4.3. Ethics Statement

The use of human material was approved by the Ethics Committee of Ferrara’s District, document number 06/2013, approved on 20 June 2013. All samples of peripheral blood have been obtained after receiving written informed consent from patients and healthy donors or their legal representatives.

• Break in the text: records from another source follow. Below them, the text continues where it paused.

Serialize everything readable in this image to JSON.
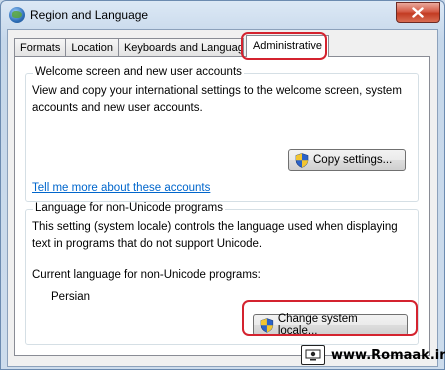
{
  "window": {
    "title": "Region and Language"
  },
  "tabs": [
    {
      "label": "Formats"
    },
    {
      "label": "Location"
    },
    {
      "label": "Keyboards and Languages"
    },
    {
      "label": "Administrative"
    }
  ],
  "welcome": {
    "title": "Welcome screen and new user accounts",
    "description": "View and copy your international settings to the welcome screen, system accounts and new user accounts.",
    "copy_button": "Copy settings...",
    "link": "Tell me more about these accounts"
  },
  "unicode": {
    "title": "Language for non-Unicode programs",
    "description": "This setting (system locale) controls the language used when displaying text in programs that do not support Unicode.",
    "current_label": "Current language for non-Unicode programs:",
    "current_value": "Persian",
    "change_button": "Change system locale..."
  },
  "watermark": {
    "text": "www.Romaak.ir"
  },
  "colors": {
    "highlight": "#d4232f",
    "link": "#0066cc"
  }
}
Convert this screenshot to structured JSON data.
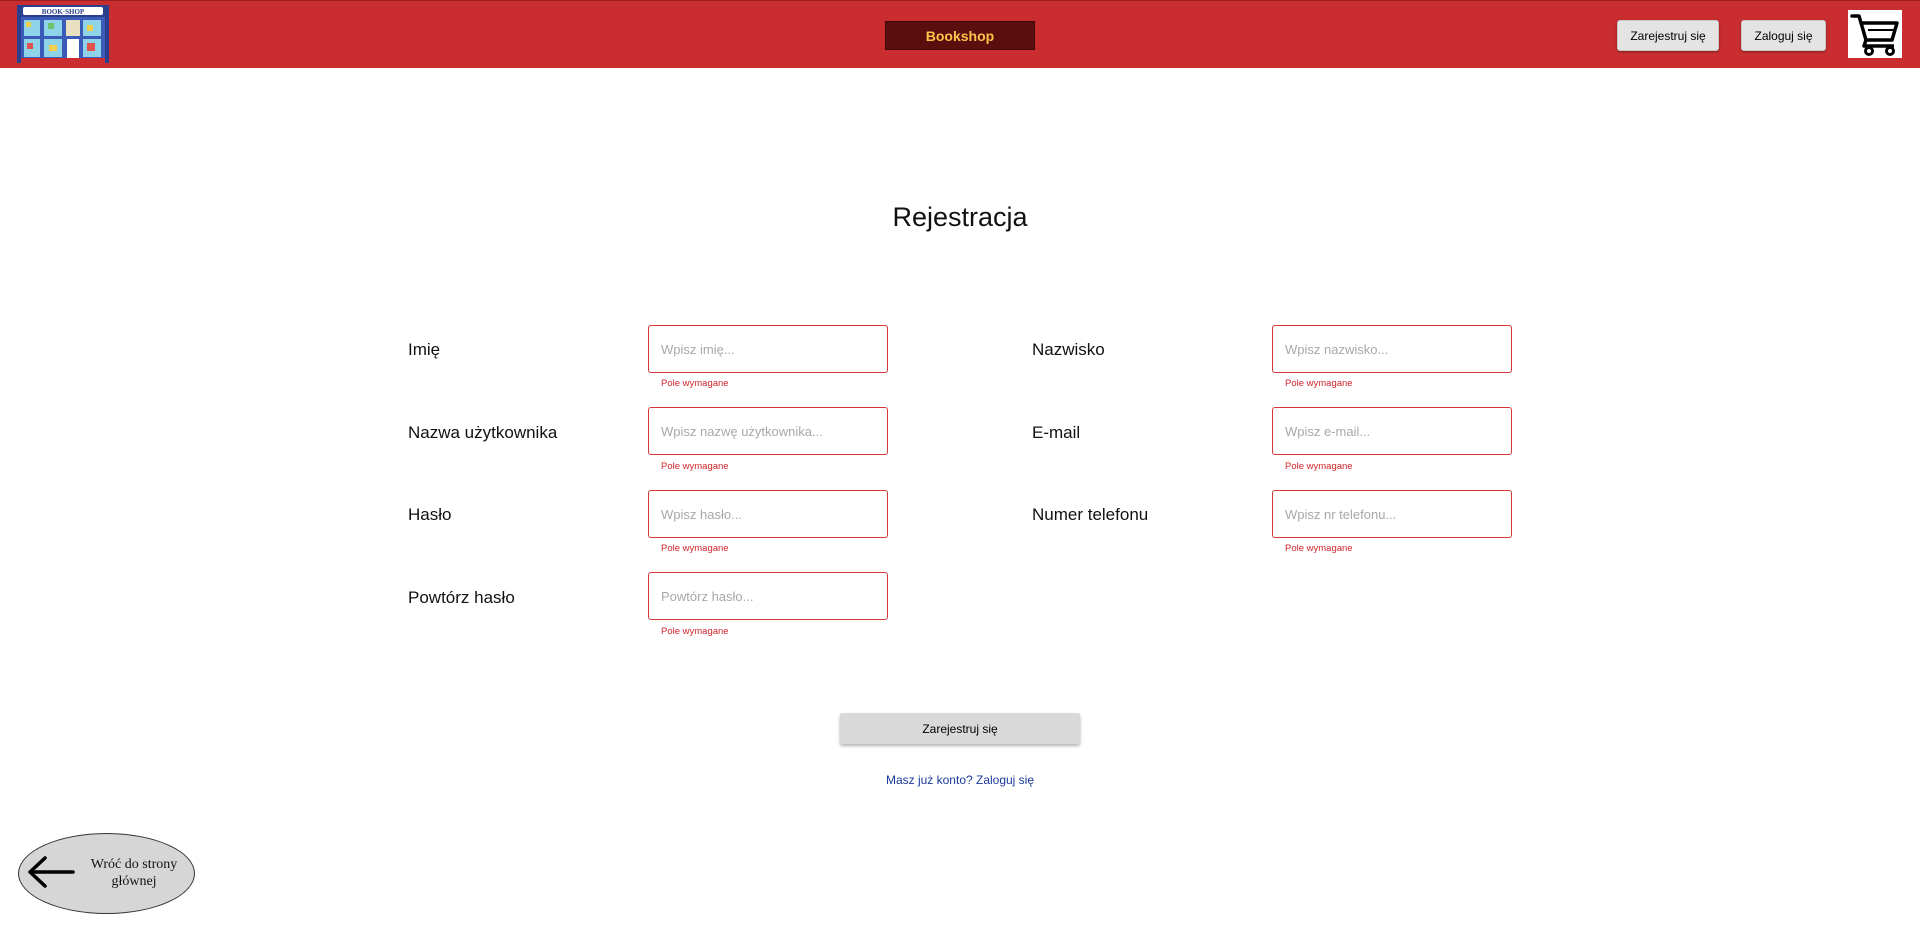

4.4. Human Cell Lines and Culture Conditions

Human leukemia K562 [38,39] and K562(BCL11A-XL) cells [41,49,50] were cultured in humified atmosphere of 5% CO2/air in RPMI 1640 medium (Sigma Aldrich, St. Louis, MO, USA) supplemented with 10% FBS (Biowest, Nuaillé, France), 50 U/mL penicillin and 50 μg/mL streptomycin. Mithramycin (MTH) [51,52], rapamycin (RAPA) [53], resveratrol (RVS) [54] and hydroxyurea (HU) [55] were purchased from Sigma. Treatment of cells with erythroid differentiation inducers was carried out by adding the appropriate drug concentrations at the beginning of the cultures (cells were seeded at 30,000/mL). The medium was not changed during the induction period. To determine possible antiproliferative effects cell growth was studied by determining the cell number/mL using Z1 Coulter Counter (Coulter Electronics, Hialeah, FL, USA). Erythroid differentiated cells containing hemoglobin were detected by specific reaction with a benzidine/hydrogen peroxide solution as reported elsewhere [41,51]. The final concentration of benzidine was 0.2% in 5 M glacial acetic acid and 10% H2O2. For the production of K562 cell clones with integrated copies of a BCL11A-XL expressing vector we have transfected K562 cells with the pCDNA3.1-BCL11A-XL vector, and then cloned the transfected cells by limiting dilutions and selected the clones in the presence of neomycin as reported elsewhere [41].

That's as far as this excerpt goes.